Magnolia Pictures sent me a pre-release DVD of “The Life Before Her Eyes,” starring Evan Rachel Wood and Uma Thurman, and I feel obligated to offer my readers a review of this haunting, Flannery O’Connor-like movie. Each actress plays — Evan as a teenager and Uma as an adult — a woman named Diana. Diana is a free-spirited teenager — drugs, sex, attitude. As an adult, she is also a woman struggling to cope with the school shooting spree fifteen years earlier. The decisive event occurs when Diana is in high school: Standing in the ladies room next to her evangelical Christian friend, Maureen (Eva Amurri), the high school girls begin to hear screams and gunshots — Columbine-like — when suddenly a young man enters the bathroom with a gun and informs them that one of them will die.
If you don’t want to know the plot of this movie, stop now and wait until you’ve seen it. This is a review of a movie, not an invitation to watch it. There is some graphic violence and some vulgarity.

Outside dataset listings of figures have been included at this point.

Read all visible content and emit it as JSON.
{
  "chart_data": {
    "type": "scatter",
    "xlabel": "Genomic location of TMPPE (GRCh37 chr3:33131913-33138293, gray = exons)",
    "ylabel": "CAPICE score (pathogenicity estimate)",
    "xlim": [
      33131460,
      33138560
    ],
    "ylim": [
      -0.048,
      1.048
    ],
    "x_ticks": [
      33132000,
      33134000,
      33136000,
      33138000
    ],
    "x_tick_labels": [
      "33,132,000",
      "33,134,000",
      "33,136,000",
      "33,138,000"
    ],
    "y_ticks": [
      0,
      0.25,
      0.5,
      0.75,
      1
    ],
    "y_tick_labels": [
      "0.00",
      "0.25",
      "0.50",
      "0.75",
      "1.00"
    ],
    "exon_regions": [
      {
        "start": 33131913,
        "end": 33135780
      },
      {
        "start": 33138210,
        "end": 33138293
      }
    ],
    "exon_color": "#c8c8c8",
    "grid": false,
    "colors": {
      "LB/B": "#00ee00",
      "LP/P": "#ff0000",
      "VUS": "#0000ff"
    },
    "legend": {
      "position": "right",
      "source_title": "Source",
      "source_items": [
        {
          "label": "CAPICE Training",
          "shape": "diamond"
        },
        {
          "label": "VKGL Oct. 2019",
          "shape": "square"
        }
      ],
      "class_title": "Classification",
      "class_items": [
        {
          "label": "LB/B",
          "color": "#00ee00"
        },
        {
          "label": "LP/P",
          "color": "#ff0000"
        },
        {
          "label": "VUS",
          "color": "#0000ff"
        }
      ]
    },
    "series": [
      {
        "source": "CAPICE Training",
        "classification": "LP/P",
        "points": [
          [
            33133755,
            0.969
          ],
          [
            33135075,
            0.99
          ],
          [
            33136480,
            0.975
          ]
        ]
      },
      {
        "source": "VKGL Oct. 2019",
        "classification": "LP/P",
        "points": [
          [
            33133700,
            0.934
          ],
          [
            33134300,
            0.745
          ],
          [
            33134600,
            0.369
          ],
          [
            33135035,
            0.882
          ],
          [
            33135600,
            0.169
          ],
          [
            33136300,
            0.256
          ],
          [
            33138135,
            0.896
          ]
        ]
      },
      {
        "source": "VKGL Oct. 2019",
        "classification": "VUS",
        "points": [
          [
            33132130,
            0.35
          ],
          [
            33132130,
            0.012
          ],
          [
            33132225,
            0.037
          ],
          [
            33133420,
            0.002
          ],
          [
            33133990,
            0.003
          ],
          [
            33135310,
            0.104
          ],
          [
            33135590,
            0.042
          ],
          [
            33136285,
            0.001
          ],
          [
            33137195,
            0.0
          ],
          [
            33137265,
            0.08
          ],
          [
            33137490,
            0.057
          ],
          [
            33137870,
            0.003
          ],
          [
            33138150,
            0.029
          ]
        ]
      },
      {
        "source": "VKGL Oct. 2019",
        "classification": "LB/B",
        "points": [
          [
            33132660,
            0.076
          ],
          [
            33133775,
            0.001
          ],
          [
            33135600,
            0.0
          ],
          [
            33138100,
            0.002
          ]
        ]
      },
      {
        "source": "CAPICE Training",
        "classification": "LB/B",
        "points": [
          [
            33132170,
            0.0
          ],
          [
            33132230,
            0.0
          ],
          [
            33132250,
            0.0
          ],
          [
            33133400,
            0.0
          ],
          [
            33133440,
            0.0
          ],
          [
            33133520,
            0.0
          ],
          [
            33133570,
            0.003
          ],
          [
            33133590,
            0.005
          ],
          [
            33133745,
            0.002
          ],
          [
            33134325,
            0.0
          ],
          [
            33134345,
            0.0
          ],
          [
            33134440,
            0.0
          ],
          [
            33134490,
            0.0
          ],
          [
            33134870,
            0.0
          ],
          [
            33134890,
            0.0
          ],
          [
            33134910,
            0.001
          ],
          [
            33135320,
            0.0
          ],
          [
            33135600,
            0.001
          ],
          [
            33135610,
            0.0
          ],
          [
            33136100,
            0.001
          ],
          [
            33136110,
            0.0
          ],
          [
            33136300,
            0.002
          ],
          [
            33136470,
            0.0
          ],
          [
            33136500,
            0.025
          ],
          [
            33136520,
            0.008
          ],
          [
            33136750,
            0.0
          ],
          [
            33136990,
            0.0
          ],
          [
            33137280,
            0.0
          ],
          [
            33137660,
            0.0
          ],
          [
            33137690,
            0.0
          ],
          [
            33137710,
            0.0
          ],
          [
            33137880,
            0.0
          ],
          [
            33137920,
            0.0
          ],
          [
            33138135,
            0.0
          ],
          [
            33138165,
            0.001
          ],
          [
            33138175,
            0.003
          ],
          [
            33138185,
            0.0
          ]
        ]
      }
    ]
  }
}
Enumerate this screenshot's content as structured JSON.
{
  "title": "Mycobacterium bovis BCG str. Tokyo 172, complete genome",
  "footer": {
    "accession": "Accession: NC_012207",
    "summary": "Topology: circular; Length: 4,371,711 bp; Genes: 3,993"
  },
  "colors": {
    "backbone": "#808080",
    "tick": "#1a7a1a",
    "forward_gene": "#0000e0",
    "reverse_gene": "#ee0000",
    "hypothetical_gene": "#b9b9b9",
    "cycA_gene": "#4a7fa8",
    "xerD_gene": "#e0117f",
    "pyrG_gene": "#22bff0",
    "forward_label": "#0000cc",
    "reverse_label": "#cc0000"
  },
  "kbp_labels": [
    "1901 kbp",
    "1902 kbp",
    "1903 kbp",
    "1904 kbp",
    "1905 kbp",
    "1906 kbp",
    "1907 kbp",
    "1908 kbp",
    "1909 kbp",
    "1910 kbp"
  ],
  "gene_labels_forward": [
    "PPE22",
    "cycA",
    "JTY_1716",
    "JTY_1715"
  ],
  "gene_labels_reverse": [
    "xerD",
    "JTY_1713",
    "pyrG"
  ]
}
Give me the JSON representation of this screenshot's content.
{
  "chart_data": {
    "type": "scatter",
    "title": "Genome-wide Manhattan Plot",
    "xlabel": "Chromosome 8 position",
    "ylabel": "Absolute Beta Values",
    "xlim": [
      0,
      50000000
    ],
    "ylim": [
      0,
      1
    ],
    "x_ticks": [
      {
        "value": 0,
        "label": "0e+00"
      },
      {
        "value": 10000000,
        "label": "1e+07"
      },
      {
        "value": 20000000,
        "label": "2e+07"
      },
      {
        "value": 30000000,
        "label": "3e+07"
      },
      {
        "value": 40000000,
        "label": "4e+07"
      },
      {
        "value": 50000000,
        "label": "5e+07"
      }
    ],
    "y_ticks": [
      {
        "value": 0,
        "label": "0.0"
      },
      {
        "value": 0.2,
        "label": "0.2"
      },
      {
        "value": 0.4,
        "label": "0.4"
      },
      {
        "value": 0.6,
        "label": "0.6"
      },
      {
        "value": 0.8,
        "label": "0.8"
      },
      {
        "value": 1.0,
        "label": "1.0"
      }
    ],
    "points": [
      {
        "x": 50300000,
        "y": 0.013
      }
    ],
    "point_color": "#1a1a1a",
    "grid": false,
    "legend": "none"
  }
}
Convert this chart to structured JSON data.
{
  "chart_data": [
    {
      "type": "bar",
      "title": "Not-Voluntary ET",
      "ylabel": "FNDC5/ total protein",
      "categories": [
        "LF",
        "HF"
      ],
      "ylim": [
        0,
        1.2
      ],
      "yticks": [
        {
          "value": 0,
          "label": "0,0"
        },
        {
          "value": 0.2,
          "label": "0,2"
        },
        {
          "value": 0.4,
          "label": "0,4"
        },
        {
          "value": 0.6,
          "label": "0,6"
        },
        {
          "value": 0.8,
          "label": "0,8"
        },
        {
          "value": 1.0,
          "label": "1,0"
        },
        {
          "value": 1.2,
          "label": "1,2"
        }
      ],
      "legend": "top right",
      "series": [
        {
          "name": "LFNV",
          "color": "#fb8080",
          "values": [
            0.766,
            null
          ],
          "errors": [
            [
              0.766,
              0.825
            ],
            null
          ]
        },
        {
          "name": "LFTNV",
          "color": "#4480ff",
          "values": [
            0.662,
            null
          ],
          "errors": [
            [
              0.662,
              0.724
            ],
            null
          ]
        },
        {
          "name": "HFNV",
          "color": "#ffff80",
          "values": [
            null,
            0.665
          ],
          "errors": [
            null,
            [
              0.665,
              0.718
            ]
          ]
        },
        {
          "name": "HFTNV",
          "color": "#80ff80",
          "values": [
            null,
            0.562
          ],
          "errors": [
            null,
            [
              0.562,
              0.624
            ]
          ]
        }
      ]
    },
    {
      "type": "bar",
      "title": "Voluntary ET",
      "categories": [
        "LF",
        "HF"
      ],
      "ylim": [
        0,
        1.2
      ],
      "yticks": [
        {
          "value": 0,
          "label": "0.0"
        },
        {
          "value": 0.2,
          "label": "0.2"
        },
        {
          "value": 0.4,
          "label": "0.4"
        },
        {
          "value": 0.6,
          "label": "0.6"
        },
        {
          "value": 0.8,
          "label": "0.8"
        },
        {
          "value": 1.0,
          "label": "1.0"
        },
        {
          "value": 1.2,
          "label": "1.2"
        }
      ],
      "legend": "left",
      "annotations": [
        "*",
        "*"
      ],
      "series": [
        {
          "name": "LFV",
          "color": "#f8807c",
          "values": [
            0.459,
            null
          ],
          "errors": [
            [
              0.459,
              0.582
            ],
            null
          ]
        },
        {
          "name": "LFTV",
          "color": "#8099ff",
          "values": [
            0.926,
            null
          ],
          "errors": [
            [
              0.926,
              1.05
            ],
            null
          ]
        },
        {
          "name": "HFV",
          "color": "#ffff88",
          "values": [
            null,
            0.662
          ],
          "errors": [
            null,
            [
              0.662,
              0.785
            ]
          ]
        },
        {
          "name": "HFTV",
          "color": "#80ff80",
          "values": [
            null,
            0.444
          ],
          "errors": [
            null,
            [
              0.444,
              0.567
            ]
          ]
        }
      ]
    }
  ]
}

The movie trades on flashbacks of Diana’s life — it goes back and forth from her teenage years to her adult years. Uma Thurman plays the adult (and psychologically tortured) Diana — a mother, a teacher, a wife.
As high schoolers, Diana and Maureen plot out their futures — Diana thinking of moving on and up while Maureen dreams of a husband, a house full of kids, and a conservative evangelical life. Those dreams, obviously, were interrupted on that tragic day when the gunman let loose in the school.
The plot overturning feature of this movie happens just inches before the movie ends, and I’ll mask it a bit.
First, we are led to think one of the girls was the one who died in the bathroom. She said something like “if you have to kill someone, kill me.” Then, later in the movie, the other one steps up and says “kill me.”
Well, who then died? You tell me. When you see it, tell me how you interpret this movie.
So, what’s the point? I really don’t know. But here’s how I see it: either the movie is a total set up, or the whole thing is a dream — the aborted baby dies and so does the young woman. The mature woman never existed. Thus, the movie comes off to me as a way of saying this: abortion is as senseless and murderous as a murderous rampage by a high school kid.